Painstakingly, the doctor taught Victor to recognize letters of the alphabet, and then words. Victor learned to write words down. But then one day Victor ran away. The police searched for him and found him. When he was returned to Madame Guerin, Victor cried for joy.

Victor learned to be helpful around the house. He made progress in his studies. He had become a real person. But he never learned to speak. So he could never tell the doctor or Madame Guerin of his life in the wild.

Dr. Itard put Victor to bed each night. He kissed him and said “Good night.” Sometimes, especially if the moon was full, the doctor would look back at Victor before he left the room. Victor would be gazing transfixed at the moon. The doctor wondered what Victor was thinking, what he was feeling. He would never know.

This sensitively written and beautifully illustrated picture book recreates the true story of the wild child of Aveyron, who was captured in Southern France two hundred years ago. It is based on Dr. Itard’s diary and Franois Truffaut’s famous film, The Wild Child (1970).

The story invites us to ask ourselves who we are, and what makes us human beings. One way to think about these questions is to consider how we differ from nonhuman animals. Clearly we are quite different from the dogs and cats that are our pets. But what about monkeys and, especially, chimpanzees? Clearly they are much more like us. What is the difference between us and them?

Philosophers have said that the big difference between us and even the most intelligent nonhuman animals is that we have speech and they don’t. But this claim is controversial. Animals do have ways of communicating among themselves. And chimps can be taught American Sign Language.

More simply, our pets can be taught to obey our spoken commands. And a dog’s soulful eyes may speak to us eloquently. Still, dogs can’t exactly tell us what happened while we were away.

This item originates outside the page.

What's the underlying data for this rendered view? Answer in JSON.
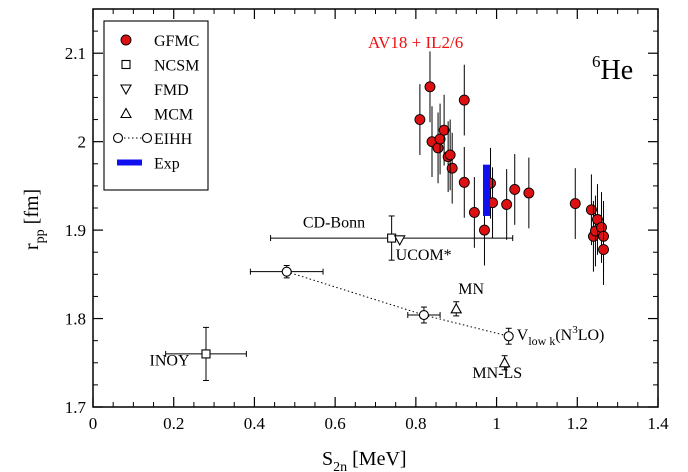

Neither, of course, can a human baby. Yet the baby is undeniably human. So what is it that marks off even an infant human being from other animals? Is it the potentiality for eventually telling us how the world is to them? If so, then what the story of the wild child suggests is that this precious potentiality is not something human infants possess all by themselves. Left to themselves, they, like Victor, would never learn to tell us their life stories. Without family or friends, they would never become fully human. So we are not fully human either, just by our­ selves.

The story of the wild child of Aveyron, so lovingly told and drawn by Mordicai Gerstein, is a good way to begin reflections like this, and see where they lead.